O mundo é um palco

Nyedja Gennari se descreve nas redes sociais como contadora de histórias, entre outras coisas. Um de seus palcos preferidos parece ser as casas legislativas de Brasília.

Há registros de suas atuações no Congresso Nacional em homenagens aos bombeiros, a aviação civil, aos 210 anos da Polícia Militar e até ao governador Joaquim Roriz, em uma cerimônia póstuma a sua morte em 2018.

As encenações não chegaram a ser um sucesso de público e crítica. Seu canal de vídeos tem, em média, menos de 100 visualizações em cada postagem. No entanto, a atriz ganhou relevância no cenário nacional ao interpretar um feto, ainda na barriga de sua mãe, entusiasmado por conhecer o mundo que há por vir.
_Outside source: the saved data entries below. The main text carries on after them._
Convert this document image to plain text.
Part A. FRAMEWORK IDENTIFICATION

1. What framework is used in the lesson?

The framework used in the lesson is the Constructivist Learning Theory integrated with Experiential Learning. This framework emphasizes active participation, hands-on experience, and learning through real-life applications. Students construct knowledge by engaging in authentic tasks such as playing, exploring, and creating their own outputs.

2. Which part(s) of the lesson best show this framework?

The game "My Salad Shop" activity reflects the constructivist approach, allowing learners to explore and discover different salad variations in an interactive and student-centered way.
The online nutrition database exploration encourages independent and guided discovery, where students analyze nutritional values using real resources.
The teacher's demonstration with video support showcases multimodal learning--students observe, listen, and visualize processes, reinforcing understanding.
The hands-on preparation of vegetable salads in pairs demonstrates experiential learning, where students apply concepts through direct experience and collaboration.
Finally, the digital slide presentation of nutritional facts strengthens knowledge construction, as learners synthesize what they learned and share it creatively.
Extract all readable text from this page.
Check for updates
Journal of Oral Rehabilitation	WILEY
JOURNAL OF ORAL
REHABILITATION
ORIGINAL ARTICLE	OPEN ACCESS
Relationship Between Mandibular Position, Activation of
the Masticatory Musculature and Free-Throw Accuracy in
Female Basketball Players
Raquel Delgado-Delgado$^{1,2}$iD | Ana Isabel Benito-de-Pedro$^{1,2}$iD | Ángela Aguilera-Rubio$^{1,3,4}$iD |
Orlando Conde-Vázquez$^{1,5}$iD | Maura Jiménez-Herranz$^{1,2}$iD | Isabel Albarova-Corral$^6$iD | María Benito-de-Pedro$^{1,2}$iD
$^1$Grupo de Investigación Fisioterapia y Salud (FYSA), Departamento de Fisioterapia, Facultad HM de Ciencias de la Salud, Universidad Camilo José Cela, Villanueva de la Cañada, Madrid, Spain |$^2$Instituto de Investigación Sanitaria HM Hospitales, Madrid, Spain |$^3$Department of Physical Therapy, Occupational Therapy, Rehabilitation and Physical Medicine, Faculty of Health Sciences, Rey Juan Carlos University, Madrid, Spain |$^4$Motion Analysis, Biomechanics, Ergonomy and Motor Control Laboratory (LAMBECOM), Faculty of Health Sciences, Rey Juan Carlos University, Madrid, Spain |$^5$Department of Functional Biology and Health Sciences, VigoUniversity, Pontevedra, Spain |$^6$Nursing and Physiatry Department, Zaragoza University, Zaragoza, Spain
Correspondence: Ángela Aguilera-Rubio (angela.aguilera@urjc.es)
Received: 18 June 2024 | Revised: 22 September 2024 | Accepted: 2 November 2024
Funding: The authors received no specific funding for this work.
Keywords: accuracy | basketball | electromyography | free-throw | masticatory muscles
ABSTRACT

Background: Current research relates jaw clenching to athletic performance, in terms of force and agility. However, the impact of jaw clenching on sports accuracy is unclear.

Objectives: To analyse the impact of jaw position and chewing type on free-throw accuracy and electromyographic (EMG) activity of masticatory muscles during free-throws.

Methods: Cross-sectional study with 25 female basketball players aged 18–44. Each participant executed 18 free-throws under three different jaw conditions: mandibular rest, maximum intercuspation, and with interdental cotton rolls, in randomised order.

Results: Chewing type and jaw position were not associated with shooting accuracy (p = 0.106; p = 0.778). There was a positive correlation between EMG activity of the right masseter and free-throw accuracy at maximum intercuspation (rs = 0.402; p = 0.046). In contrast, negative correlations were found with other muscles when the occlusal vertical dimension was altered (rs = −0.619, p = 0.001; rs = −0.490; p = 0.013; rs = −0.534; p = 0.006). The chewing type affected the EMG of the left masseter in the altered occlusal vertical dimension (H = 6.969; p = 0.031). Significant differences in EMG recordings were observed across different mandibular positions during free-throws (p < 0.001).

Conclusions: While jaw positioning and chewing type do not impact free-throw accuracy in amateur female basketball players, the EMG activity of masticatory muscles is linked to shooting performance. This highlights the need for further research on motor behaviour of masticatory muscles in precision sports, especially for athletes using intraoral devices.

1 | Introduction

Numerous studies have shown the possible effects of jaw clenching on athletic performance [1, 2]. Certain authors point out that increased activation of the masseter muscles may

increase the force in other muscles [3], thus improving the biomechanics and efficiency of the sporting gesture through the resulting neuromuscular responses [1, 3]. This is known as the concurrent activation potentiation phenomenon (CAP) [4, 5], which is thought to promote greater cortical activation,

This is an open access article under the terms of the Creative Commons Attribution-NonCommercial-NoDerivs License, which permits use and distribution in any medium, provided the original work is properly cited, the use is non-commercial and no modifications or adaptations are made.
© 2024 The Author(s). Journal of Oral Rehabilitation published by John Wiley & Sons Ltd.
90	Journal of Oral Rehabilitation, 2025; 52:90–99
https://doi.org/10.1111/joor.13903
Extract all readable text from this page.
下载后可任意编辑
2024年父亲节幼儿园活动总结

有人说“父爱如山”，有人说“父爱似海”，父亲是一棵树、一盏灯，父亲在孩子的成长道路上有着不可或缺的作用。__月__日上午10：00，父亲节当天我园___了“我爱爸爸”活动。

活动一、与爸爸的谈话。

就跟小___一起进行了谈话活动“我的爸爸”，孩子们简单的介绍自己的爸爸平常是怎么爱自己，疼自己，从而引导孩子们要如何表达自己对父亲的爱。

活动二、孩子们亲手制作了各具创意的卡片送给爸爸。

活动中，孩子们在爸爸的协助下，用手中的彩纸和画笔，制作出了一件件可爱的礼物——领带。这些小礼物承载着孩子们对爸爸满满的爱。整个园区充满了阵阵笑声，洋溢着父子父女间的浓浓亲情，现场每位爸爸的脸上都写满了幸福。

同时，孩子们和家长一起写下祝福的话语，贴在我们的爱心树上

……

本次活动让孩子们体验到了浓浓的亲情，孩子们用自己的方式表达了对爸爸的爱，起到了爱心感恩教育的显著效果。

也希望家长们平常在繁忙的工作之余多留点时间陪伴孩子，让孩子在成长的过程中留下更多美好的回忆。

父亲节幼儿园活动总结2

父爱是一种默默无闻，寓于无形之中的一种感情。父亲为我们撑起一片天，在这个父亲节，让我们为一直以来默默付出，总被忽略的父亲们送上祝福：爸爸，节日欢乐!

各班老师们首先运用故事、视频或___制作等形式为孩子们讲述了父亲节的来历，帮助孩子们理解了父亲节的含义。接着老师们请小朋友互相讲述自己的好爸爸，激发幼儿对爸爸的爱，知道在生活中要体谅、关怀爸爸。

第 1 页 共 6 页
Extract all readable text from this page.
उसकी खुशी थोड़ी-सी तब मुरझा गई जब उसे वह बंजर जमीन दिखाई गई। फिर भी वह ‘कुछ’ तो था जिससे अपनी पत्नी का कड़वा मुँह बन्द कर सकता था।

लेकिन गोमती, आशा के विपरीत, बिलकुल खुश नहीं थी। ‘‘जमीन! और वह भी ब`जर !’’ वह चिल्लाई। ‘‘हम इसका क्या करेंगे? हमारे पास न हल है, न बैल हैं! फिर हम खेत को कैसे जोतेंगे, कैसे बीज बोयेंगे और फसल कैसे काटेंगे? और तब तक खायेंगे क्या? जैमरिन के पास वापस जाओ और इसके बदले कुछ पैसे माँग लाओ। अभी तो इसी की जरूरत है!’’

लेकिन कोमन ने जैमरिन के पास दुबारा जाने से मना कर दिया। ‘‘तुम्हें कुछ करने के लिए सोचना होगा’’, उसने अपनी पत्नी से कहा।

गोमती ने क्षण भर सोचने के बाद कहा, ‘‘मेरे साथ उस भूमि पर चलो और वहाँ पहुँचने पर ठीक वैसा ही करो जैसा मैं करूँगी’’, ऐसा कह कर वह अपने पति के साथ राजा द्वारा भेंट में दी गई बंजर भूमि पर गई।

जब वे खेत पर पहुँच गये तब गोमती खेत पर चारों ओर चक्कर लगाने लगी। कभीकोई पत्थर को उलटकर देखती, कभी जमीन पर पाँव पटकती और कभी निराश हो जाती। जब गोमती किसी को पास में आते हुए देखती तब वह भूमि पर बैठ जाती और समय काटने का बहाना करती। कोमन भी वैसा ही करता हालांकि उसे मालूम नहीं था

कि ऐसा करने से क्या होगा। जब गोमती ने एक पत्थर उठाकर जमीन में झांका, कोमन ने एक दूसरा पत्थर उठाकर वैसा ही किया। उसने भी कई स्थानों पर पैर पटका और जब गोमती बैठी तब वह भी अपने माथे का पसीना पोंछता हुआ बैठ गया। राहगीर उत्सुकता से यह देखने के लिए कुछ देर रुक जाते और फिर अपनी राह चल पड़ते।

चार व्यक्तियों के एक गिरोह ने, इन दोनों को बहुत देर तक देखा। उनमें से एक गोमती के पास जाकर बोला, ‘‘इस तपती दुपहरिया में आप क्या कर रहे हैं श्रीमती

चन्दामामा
Sua alegria, porém, dá lugar a um grito desesperado do que parece ser dor, ao perceber que sua mãe decidiu por abortá-lo.

A esquete está no contexto das discussões parlamentares da PL 1904/2024. Um projeto que, em resumo, tornaria a pena de mulheres vítimas de estupro mais dura que de seus estupradores. Vem dentro do contexto histórico de uma das legislaturas mais reacionárias e beligerantes da história democrática do Brasil. Atacam em pautas de saúde pública como criminalização radical de todas as drogas, na segurança pública e em outros tantos tópicos sociais.

Normalmente utilizam a estratégia de pânico moral para abalar a opinião pública, o método pensem em nossas crianças! de fazer política. Pois bem, voltemos a Nyedja. Que aceitou o papel de mexer nos afetos do público em favor de um Projeto de Lei descabido, que só ganha repercussão pela polêmica retórica que gera.

Será que ela consegue colocar encaixar o job da vez na mesma caixinha de seus outros papéis? Homenagem a festa junina, homenagem aos bombeiros, homenagem póstuma ao Roriz (!) e cena em favor do PL de criminalização do aborto por vítimas de estupro?

Me parece absurdo. O vídeo da história da vez ainda não está em seu canal. Talvez nunca vá para lá, não se sabe o quanto pegaria bem mantê-lo em seu portfólio. Seu perfil de Instagram está fechado, não sei se recentemente. Pelos quase 25 mil seguidores, pouco provável que não fosse público anteriormente ao fato.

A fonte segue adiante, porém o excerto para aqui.